Namyang station is a railway station in Namyang-rodongjagu, Onsŏng county, North Hamgyŏng, North Korea, on the Hambuk Line of the Korean State Railway, and there is a bridge across the Tumen River, giving a connection to the Chinese railway network at Tumen, China via the Namyang Border Line.

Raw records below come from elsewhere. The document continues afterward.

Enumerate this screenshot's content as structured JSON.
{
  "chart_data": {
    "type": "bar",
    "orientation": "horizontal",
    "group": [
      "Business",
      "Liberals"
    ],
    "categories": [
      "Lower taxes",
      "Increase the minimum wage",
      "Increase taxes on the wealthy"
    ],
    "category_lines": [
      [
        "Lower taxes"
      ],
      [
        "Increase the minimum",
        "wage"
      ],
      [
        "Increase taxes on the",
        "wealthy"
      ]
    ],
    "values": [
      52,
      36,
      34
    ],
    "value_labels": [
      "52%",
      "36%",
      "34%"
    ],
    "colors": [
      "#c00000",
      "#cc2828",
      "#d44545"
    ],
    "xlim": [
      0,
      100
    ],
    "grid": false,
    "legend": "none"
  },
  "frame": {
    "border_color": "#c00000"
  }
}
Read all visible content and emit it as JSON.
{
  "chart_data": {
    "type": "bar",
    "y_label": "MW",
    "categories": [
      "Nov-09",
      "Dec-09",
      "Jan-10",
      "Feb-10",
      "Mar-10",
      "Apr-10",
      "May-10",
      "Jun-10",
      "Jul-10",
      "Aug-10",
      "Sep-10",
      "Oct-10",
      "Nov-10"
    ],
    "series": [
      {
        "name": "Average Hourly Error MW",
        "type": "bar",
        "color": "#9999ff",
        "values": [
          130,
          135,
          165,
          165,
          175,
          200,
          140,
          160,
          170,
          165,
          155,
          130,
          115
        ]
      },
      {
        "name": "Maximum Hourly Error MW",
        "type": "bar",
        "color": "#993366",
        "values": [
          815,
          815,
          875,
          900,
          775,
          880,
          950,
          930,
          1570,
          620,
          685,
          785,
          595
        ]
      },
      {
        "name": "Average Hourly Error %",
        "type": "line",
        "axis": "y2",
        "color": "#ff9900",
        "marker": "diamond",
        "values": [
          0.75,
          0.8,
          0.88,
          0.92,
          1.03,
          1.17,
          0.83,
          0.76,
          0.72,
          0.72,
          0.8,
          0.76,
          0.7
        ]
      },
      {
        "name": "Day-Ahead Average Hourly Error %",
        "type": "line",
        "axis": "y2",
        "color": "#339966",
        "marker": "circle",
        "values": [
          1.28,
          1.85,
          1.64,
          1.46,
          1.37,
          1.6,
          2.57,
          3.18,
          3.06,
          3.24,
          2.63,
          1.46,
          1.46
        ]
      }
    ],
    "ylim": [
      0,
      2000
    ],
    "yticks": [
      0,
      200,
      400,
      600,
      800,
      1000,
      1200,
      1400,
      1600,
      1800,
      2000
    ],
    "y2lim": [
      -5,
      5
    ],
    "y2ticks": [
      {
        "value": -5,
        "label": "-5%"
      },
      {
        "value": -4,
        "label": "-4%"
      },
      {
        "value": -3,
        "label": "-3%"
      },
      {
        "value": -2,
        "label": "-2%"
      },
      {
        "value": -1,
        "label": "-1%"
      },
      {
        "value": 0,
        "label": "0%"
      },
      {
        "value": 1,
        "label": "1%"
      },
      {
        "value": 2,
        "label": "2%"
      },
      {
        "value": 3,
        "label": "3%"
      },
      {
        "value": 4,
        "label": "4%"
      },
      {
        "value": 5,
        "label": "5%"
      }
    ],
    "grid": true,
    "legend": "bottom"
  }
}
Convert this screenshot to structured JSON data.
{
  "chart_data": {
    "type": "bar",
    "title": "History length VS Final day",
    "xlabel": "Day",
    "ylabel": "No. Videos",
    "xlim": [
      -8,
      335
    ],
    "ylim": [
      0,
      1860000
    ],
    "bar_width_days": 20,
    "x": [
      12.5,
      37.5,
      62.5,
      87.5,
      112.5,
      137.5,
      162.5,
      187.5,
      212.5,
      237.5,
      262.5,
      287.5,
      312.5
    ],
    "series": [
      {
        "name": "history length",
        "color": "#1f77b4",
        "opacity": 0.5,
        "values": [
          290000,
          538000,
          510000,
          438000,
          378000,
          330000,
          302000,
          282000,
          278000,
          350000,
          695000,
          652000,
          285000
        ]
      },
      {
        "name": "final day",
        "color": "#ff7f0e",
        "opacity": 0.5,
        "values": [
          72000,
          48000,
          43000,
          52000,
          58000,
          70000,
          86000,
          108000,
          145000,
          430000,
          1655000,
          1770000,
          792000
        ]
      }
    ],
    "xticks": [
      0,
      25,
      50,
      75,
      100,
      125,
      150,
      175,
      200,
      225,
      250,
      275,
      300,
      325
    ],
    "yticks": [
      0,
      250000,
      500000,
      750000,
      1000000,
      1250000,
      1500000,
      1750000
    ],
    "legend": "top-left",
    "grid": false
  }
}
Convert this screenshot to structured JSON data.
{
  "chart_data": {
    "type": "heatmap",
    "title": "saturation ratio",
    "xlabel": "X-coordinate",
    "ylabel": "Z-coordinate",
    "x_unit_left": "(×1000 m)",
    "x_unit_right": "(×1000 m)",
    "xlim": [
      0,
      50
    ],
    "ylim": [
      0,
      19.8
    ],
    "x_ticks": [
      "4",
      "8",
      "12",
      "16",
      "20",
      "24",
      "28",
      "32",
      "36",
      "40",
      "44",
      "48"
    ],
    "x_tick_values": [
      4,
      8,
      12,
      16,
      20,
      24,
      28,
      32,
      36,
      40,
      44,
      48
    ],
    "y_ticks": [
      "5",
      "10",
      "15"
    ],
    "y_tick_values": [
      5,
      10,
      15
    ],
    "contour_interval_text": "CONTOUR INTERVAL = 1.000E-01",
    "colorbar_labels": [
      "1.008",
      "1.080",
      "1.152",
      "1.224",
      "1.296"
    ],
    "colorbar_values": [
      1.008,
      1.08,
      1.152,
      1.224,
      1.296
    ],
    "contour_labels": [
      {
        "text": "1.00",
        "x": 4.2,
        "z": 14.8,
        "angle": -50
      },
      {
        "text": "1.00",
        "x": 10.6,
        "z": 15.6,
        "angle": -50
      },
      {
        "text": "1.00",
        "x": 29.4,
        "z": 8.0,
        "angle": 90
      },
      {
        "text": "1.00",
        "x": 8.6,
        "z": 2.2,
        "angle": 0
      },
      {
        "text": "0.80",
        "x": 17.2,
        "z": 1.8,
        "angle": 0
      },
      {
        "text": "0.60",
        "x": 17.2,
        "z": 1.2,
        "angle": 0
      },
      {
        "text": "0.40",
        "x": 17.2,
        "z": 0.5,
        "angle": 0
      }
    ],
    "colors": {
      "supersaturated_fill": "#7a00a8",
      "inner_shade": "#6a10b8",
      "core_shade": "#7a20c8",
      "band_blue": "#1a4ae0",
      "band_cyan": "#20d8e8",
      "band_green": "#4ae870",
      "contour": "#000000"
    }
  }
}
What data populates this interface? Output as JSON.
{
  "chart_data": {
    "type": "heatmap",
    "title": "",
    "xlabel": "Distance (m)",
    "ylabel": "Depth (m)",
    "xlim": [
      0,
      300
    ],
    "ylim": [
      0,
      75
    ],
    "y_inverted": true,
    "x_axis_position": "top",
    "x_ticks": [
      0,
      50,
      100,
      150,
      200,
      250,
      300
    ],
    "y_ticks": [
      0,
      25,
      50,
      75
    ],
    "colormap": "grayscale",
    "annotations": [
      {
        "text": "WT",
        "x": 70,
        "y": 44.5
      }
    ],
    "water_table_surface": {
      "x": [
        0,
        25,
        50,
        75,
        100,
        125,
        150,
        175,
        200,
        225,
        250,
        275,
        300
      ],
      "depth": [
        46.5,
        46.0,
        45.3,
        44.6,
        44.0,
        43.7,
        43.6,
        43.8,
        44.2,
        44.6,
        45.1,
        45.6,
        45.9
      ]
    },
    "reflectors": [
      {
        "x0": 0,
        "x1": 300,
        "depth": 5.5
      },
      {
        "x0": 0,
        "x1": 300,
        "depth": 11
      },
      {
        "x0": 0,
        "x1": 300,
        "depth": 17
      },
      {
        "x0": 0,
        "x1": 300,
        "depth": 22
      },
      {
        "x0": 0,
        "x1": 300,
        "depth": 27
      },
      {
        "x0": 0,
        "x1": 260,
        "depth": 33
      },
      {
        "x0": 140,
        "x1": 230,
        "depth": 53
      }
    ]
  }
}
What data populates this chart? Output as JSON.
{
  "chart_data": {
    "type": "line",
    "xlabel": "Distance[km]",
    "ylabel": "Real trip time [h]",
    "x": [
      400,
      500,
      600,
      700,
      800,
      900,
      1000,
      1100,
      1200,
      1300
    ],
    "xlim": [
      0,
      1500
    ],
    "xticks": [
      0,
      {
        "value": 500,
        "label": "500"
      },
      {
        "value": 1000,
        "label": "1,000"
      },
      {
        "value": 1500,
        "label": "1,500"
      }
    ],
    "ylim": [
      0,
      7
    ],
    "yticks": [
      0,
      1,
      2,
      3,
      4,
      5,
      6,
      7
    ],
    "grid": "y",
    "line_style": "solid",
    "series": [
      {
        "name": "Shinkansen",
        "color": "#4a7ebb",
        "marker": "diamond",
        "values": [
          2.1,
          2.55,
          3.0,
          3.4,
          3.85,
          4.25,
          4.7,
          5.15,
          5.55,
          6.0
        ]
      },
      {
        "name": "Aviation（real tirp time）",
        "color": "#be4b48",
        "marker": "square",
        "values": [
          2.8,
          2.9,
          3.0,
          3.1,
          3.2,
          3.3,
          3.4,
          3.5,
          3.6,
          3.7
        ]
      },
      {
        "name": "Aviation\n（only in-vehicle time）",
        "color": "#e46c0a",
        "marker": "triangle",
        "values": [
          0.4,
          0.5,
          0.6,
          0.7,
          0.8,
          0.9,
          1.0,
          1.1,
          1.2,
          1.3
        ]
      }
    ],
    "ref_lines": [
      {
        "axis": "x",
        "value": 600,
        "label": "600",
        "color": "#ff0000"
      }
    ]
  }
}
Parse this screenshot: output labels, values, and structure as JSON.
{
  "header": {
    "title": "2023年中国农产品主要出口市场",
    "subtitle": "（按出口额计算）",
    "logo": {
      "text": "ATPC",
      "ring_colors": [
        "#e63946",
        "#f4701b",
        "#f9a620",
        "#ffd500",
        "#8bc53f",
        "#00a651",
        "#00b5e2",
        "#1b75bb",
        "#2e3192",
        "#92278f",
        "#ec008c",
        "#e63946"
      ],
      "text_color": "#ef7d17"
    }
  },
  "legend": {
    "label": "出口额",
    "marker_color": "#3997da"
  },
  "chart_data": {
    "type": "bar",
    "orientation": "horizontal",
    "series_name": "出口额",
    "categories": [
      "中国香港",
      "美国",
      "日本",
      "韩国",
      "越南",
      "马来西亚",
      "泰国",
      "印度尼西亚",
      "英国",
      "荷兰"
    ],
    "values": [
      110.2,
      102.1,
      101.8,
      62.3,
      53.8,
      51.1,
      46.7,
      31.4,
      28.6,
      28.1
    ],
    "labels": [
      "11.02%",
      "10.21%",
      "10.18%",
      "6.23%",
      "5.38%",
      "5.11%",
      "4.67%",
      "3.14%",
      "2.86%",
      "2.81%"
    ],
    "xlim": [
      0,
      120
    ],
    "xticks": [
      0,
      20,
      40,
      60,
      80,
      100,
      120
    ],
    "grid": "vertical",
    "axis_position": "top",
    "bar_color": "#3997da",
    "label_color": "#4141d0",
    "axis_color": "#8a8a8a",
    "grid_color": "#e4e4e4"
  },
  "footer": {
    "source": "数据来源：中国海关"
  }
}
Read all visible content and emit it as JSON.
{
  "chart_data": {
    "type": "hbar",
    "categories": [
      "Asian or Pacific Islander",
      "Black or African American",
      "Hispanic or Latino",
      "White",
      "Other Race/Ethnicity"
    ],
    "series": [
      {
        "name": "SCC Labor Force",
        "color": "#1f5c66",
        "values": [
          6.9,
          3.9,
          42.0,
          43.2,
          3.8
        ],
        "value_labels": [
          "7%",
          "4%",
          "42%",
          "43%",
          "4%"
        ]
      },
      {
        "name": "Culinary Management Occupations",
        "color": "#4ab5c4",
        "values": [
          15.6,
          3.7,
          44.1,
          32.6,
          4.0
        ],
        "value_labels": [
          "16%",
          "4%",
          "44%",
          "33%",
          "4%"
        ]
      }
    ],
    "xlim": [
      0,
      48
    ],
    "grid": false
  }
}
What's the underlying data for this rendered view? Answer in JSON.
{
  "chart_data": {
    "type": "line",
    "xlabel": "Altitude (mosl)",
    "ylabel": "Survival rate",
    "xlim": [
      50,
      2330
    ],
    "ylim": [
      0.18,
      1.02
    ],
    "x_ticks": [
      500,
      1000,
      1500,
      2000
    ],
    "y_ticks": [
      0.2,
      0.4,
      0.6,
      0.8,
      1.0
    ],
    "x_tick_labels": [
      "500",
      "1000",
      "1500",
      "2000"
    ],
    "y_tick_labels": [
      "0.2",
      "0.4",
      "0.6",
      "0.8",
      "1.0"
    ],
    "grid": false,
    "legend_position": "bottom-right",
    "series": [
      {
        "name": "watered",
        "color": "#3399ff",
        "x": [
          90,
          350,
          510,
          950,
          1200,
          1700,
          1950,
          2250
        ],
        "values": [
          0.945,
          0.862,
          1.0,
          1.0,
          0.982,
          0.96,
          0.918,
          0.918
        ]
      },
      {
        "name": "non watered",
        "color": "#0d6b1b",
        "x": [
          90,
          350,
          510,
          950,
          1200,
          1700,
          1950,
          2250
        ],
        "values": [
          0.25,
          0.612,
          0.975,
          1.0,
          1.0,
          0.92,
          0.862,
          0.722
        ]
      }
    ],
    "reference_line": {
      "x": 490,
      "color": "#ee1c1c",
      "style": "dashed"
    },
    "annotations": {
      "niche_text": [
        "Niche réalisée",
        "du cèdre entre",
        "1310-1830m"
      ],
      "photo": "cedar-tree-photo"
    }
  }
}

There are servicing facilities for freight cars located here.

History
It was opened by the Chosen Government Railway on 1 December 1932, together with the rest of the Namyang-P'ungri section of the former East Tomun Line (Tonggwanjin–Unggi).

Services

Freight
Some cross-border freight traffic between the DPRK and China is handled at Namyang station; the primary exports shipped through Namyang to China are magnetite, talc and steel, and the main import is coke.

Passenger

A number of passenger trains serve Namyang station, including the semi-express trains 113/114, operating between West P'yŏngyang and Unsŏng via Ch'ŏngjin and Hoeryŏng. There are also long-distance trains Kalma-Ch'ŏngjin-Hoeryŏng-Rajin; Ch'ŏngjin-Hoeryŏng-Rajin; Haeju-Ch'ŏngjin-Hoeryŏng-Unsŏng; and Tanch'ŏn-Ch'ŏngjin-Hoeryŏng-Tumangang. There is also a commuter service operated between Namyang and Hunyung.